Si ce changement d’actionnaire ne modifie pas fondamentalement la stratégie de l’entreprise, son indépendance renforce sa dimension internationale. « En n’étant plus perçu comme une société de gestion captive d’Unigrains, nous facilitons l’investissement de certains souscripteurs, notamment anglo-saxons, qui pouvaient être réticents par le passé », explique Michel Chabanel. Ces derniers temps, Céréa Partenaire a multiplié les opérations sur les deux marchés étrangers prioritaires à court terme que sont l’Espagne et l’Italie. Le 24 octobre, la société annonçait deux opérations pour son fonds Céréa Dette II. Celui-ci accompagne le fonds espagnol MCH dans la reprise auprès de Carlyle du groupe Palacios (plats cuisinés, 200 M€ de chiffre d’affaires en 2018), leader sur son marché de l’omelette, du chorizo, des pizzas et des desserts surgelés. Le même fonds Céréa Dette II a aussi participé au financement de l’acquisition du groupe Gallo (pâtes et semoule, 150 M€ de chiffre d’affaires en 2018) par le fonds espagnol ProA Capital auprès de la famille Espona. Désormais indépendant, Céréa Partenaire pourrait aussi s’ouvrir à d’autres secteurs d’activité que l’agro-business, mais seulement à plus long terme.

Cap sur l’international

Céréa Dette II, qui a bouclé sa levée de fonds à 350 millions d’euros l’année dernière, a déjà investi la moitié de ce montant dans des opérations unitaires de 10 à 20 millions d’euros. « L’international pourrait représenter à terme environ 25 % du montant investi par Céréa Dette II », prévoit Michel Chabanel, même si les opérations se font avant tout en fonction des opportunités du marché. Deux opérations ont été déjà réalisées en Italie, et trois en Espagne en incluant Palacios et Gallo. Céréa Partenaire va encore renforcer son implantation en Europe du Sud en prévoyant de recruter une équipe spécialisée sur l’Italie à Paris ou en créant un bureau sur place. L’Espagne pourrait aussi accueillir un bureau sachant que Céréa Partenaire s’appuie actuellement sur un senior advisor sur place. Et, signe de son ouverture à l’international, Céréa Partenaire a décidé de modifier un peu son nom en se faisant désormais appeler Cerea Partners.

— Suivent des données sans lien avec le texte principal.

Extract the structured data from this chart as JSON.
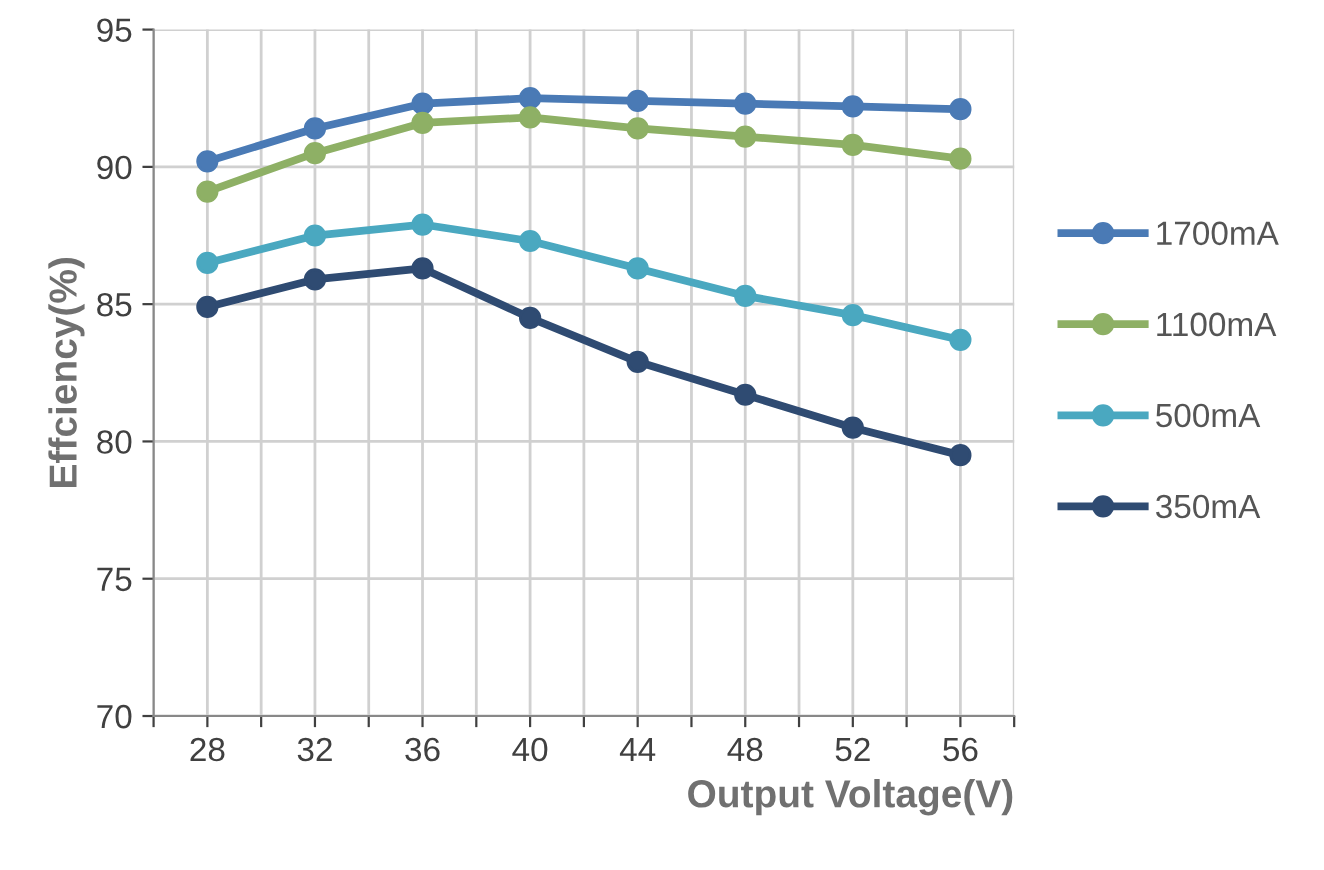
{
  "chart_data": {
    "type": "line",
    "xlabel": "Output Voltage(V)",
    "ylabel": "Effciency(%)",
    "x": [
      28,
      32,
      36,
      40,
      44,
      48,
      52,
      56
    ],
    "series": [
      {
        "name": "1700mA",
        "color": "#4a7ab5",
        "values": [
          90.2,
          91.4,
          92.3,
          92.5,
          92.4,
          92.3,
          92.2,
          92.1
        ]
      },
      {
        "name": "1100mA",
        "color": "#8eb065",
        "values": [
          89.1,
          90.5,
          91.6,
          91.8,
          91.4,
          91.1,
          90.8,
          90.3
        ]
      },
      {
        "name": "500mA",
        "color": "#4aa8c0",
        "values": [
          86.5,
          87.5,
          87.9,
          87.3,
          86.3,
          85.3,
          84.6,
          83.7
        ]
      },
      {
        "name": "350mA",
        "color": "#2f4b72",
        "values": [
          84.9,
          85.9,
          86.3,
          84.5,
          82.9,
          81.7,
          80.5,
          79.5
        ]
      }
    ],
    "xlim": [
      26,
      58
    ],
    "xticks": [
      {
        "value": 26,
        "label": null
      },
      28,
      {
        "value": 30,
        "label": null
      },
      32,
      {
        "value": 34,
        "label": null
      },
      36,
      {
        "value": 38,
        "label": null
      },
      40,
      {
        "value": 42,
        "label": null
      },
      44,
      {
        "value": 46,
        "label": null
      },
      48,
      {
        "value": 50,
        "label": null
      },
      52,
      {
        "value": 54,
        "label": null
      },
      56,
      {
        "value": 58,
        "label": null
      }
    ],
    "ylim": [
      70,
      95
    ],
    "yticks": [
      70,
      75,
      80,
      85,
      90,
      95
    ],
    "grid": true,
    "legend": "right",
    "marker": "circle",
    "line_style": "solid"
  }
}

Les liens avec son ancienne maison-mère Unigrains ne sont pas pour autant rompus. Les deux entreprises restent proches : « Nous allons conserver nos relations étroites avec Unigrains notamment partager notre expertise mutuelle du marché et Unigrains devrait continuer à nous accompagner à l’avenir dans certaines opérations », prévoit Michel Chabanel.